Literatura, enfermedad y deterioro


La desordenada violencia venezolana halla su formulación cultural más poderosa en una literatura cuyo tema reiterativo está en las imágenes del deterioro que vienen instalándose en la narrativa desde una década antes de la formulación del chavismo como opción política. En los últimos veinte años ese motivo se ha convertido en el fundamento de innumerables metáforas entre las cuales se encuentran las imágenes del fracaso institucional y la apología a la nostalgia y las descripciones de una inabarcable sensación de extranjería, de quien vive dentro del país como un extraño o de quien ha tenido que emigrar.
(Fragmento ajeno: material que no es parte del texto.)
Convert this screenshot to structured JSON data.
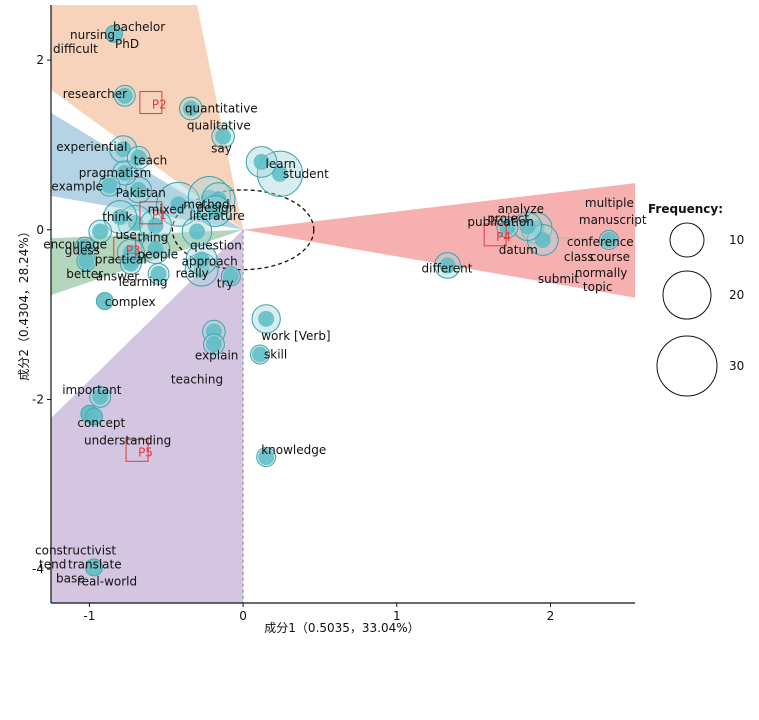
{
  "chart_data": {
    "type": "scatter",
    "xlabel": "成分1（0.5035，33.04%）",
    "ylabel": "成分2（0.4304，28.24%）",
    "xlim": [
      -1.25,
      2.55
    ],
    "ylim": [
      -4.4,
      2.65
    ],
    "x_ticks": [
      -1,
      0,
      1,
      2
    ],
    "y_ticks": [
      -4,
      -2,
      0,
      2
    ],
    "legend": {
      "title": "Frequency:",
      "placement": "right",
      "entries": [
        {
          "label": "10",
          "value": 10
        },
        {
          "label": "20",
          "value": 20
        },
        {
          "label": "30",
          "value": 30
        }
      ]
    },
    "colors": {
      "bubble_fill": "#5bbcc4",
      "bubble_stroke": "#3aa3ad",
      "p_marker": "#e8383d",
      "sector_p1": "#f2a77a",
      "sector_p2": "#6aa8cc",
      "sector_p3": "#6aae7c",
      "sector_p4": "#f06262",
      "sector_p5": "#a98bc4"
    },
    "sectors": [
      {
        "name": "P2",
        "color": "#f2a77a",
        "polygon": [
          [
            -1.25,
            1.65
          ],
          [
            -1.25,
            2.65
          ],
          [
            -0.3,
            2.65
          ],
          [
            0.0,
            0.0
          ]
        ]
      },
      {
        "name": "P1",
        "color": "#6aa8cc",
        "polygon": [
          [
            -1.25,
            1.38
          ],
          [
            -1.25,
            0.4
          ],
          [
            0.0,
            0.0
          ]
        ]
      },
      {
        "name": "P3",
        "color": "#6aae7c",
        "polygon": [
          [
            -1.25,
            -0.1
          ],
          [
            -1.25,
            -0.77
          ],
          [
            0.0,
            0.0
          ]
        ]
      },
      {
        "name": "P4",
        "color": "#f06262",
        "polygon": [
          [
            0.0,
            0.0
          ],
          [
            2.55,
            0.55
          ],
          [
            2.55,
            -0.8
          ]
        ]
      },
      {
        "name": "P5",
        "color": "#a98bc4",
        "polygon": [
          [
            -1.25,
            -2.22
          ],
          [
            -1.25,
            -4.4
          ],
          [
            0.0,
            -4.4
          ],
          [
            0.0,
            0.0
          ]
        ]
      }
    ],
    "dashed_ellipse": {
      "cx": 0.0,
      "cy": 0.0,
      "rx": 0.46,
      "ry": 0.47
    },
    "points": [
      {
        "label": "P1",
        "x": -0.6,
        "y": 0.2
      },
      {
        "label": "P2",
        "x": -0.6,
        "y": 1.5
      },
      {
        "label": "P3",
        "x": -0.77,
        "y": -0.22
      },
      {
        "label": "P4",
        "x": 1.64,
        "y": -0.06
      },
      {
        "label": "P5",
        "x": -0.69,
        "y": -2.6
      }
    ],
    "words": [
      {
        "word": "bachelor",
        "x": -0.84,
        "y": 2.31,
        "freq": 3
      },
      {
        "word": "nursing",
        "x": -0.84,
        "y": 2.31,
        "freq": 3
      },
      {
        "word": "PhD",
        "x": -0.84,
        "y": 2.31,
        "freq": 3
      },
      {
        "word": "difficult",
        "x": -0.84,
        "y": 2.31,
        "freq": 3
      },
      {
        "word": "researcher",
        "x": -0.77,
        "y": 1.58,
        "freq": 5
      },
      {
        "word": "quantitative",
        "x": -0.34,
        "y": 1.43,
        "freq": 6
      },
      {
        "word": "qualitative",
        "x": -0.34,
        "y": 1.43,
        "freq": 6
      },
      {
        "word": "say",
        "x": -0.13,
        "y": 1.1,
        "freq": 6
      },
      {
        "word": "experiential",
        "x": -0.78,
        "y": 0.95,
        "freq": 9
      },
      {
        "word": "teach",
        "x": -0.68,
        "y": 0.85,
        "freq": 6
      },
      {
        "word": "learn",
        "x": 0.12,
        "y": 0.8,
        "freq": 12
      },
      {
        "word": "pragmatism",
        "x": -0.77,
        "y": 0.67,
        "freq": 7
      },
      {
        "word": "student",
        "x": 0.24,
        "y": 0.66,
        "freq": 28
      },
      {
        "word": "Pakistan",
        "x": -0.68,
        "y": 0.47,
        "freq": 8
      },
      {
        "word": "method",
        "x": -0.22,
        "y": 0.38,
        "freq": 24
      },
      {
        "word": "design",
        "x": -0.16,
        "y": 0.36,
        "freq": 14
      },
      {
        "word": "example",
        "x": -0.87,
        "y": 0.52,
        "freq": 5
      },
      {
        "word": "mixed",
        "x": -0.42,
        "y": 0.3,
        "freq": 26
      },
      {
        "word": "literature",
        "x": -0.18,
        "y": 0.22,
        "freq": 12
      },
      {
        "word": "think",
        "x": -0.8,
        "y": 0.15,
        "freq": 14
      },
      {
        "word": "use",
        "x": -0.7,
        "y": 0.08,
        "freq": 16
      },
      {
        "word": "thing",
        "x": -0.57,
        "y": 0.05,
        "freq": 13
      },
      {
        "word": "question",
        "x": -0.3,
        "y": -0.02,
        "freq": 11
      },
      {
        "word": "encourage",
        "x": -0.93,
        "y": -0.02,
        "freq": 6
      },
      {
        "word": "people",
        "x": -0.57,
        "y": -0.23,
        "freq": 10
      },
      {
        "word": "guess",
        "x": -1.03,
        "y": -0.2,
        "freq": 4
      },
      {
        "word": "practical",
        "x": -0.73,
        "y": -0.27,
        "freq": 9
      },
      {
        "word": "approach",
        "x": -0.27,
        "y": -0.35,
        "freq": 12
      },
      {
        "word": "better",
        "x": -1.02,
        "y": -0.37,
        "freq": 4
      },
      {
        "word": "answer",
        "x": -0.73,
        "y": -0.4,
        "freq": 5
      },
      {
        "word": "really",
        "x": -0.27,
        "y": -0.47,
        "freq": 14
      },
      {
        "word": "learning",
        "x": -0.55,
        "y": -0.52,
        "freq": 5
      },
      {
        "word": "try",
        "x": -0.08,
        "y": -0.55,
        "freq": 4
      },
      {
        "word": "complex",
        "x": -0.9,
        "y": -0.84,
        "freq": 3
      },
      {
        "word": "work [Verb]",
        "x": 0.15,
        "y": -1.05,
        "freq": 10
      },
      {
        "word": "explain",
        "x": -0.19,
        "y": -1.2,
        "freq": 6
      },
      {
        "word": "teaching",
        "x": -0.19,
        "y": -1.35,
        "freq": 5
      },
      {
        "word": "skill",
        "x": 0.11,
        "y": -1.47,
        "freq": 4
      },
      {
        "word": "important",
        "x": -0.93,
        "y": -1.97,
        "freq": 5
      },
      {
        "word": "concept",
        "x": -1.0,
        "y": -2.17,
        "freq": 3
      },
      {
        "word": "understanding",
        "x": -0.97,
        "y": -2.2,
        "freq": 3
      },
      {
        "word": "knowledge",
        "x": 0.15,
        "y": -2.68,
        "freq": 4
      },
      {
        "word": "constructivist",
        "x": -0.97,
        "y": -3.98,
        "freq": 3
      },
      {
        "word": "tend",
        "x": -0.97,
        "y": -3.98,
        "freq": 3
      },
      {
        "word": "translate",
        "x": -0.97,
        "y": -3.98,
        "freq": 3
      },
      {
        "word": "base",
        "x": -0.97,
        "y": -3.98,
        "freq": 3
      },
      {
        "word": "real-world",
        "x": -0.97,
        "y": -3.98,
        "freq": 3
      },
      {
        "word": "publication",
        "x": 1.72,
        "y": 0.03,
        "freq": 5
      },
      {
        "word": "analyze",
        "x": 1.91,
        "y": 0.02,
        "freq": 12
      },
      {
        "word": "project",
        "x": 1.85,
        "y": 0.04,
        "freq": 10
      },
      {
        "word": "datum",
        "x": 1.95,
        "y": -0.12,
        "freq": 12
      },
      {
        "word": "different",
        "x": 1.33,
        "y": -0.42,
        "freq": 8
      },
      {
        "word": "multiple",
        "x": 2.38,
        "y": -0.12,
        "freq": 4
      },
      {
        "word": "manuscript",
        "x": 2.38,
        "y": -0.12,
        "freq": 4
      },
      {
        "word": "conference",
        "x": 2.38,
        "y": -0.12,
        "freq": 4
      },
      {
        "word": "class",
        "x": 2.38,
        "y": -0.12,
        "freq": 4
      },
      {
        "word": "course",
        "x": 2.38,
        "y": -0.12,
        "freq": 4
      },
      {
        "word": "normally",
        "x": 2.38,
        "y": -0.12,
        "freq": 4
      },
      {
        "word": "submit",
        "x": 2.38,
        "y": -0.12,
        "freq": 4
      },
      {
        "word": "topic",
        "x": 2.38,
        "y": -0.12,
        "freq": 4
      }
    ]
  }
}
Muchos han llamado “insilio” a esa sensación de exilio dentro del propio país que resulta del profundo deterioro social. Algunas de sus figuraciones pueden encontrarse en novelas publicadas fuera de Venezuela pero no propiamente desde la perspectiva de quienes han emigrado, como Patria o muerte de Alberto Barrera Tyszka (2015) editada por el sello Tusquets y The Night, publicada este año por Rodrigo Blanco Calderón en editorial Alfaguara. En la primera se unen tres hilos argumentales: el de un médico recibe una caja con un celular donde están grabados videos de Chávez antes de operarse en Cuba, el de una niña que vive encerrada en casa debido al temor de su madre ante la violencia urbana encuentra un amigo en Internet y una mujer que se niega a abandonar el apartamento que alquila tiene que soportar la invasión de su arrendataria y de unas ocupas que le hacen la vida imposible. En la segunda novela, la crisis energética de Venezuela que obligó al gobierno a imponer cortes eléctricos a diario durante largas horas sirve de metáfora para la sensación de que el chavismo representa el fracaso de la modernidad. Ambos autores exponen sus ansiedades. Mientras Barrera Tyszka vuelve a la metáfora del deterioro físico que está en e núcleo de su novela La enfermedad, Blanco Calderón construye una novela polifónica en la que destacan los personajes de un escritor fracasado y de un psiquiatra que intentan darle sentido a la distópica realidad en la que viven. Se trata de otro retrato de personajes mediocres, como los de su colección de cuentos anterior, Las rayas donde esta característica toma la forma de seres obsesivos: los melancólicos, los depresivos, los drogadictos y los santos; sujetos que determinan su vida por un ideal que no saben si pueden encarnar en la realidad.
En la descripción de la realidad de nuestro país, los venezolanos hemos creado un género narrativo propio que no solo nos distingue sino del que parece imposible escapar: la narrativa del deterioro.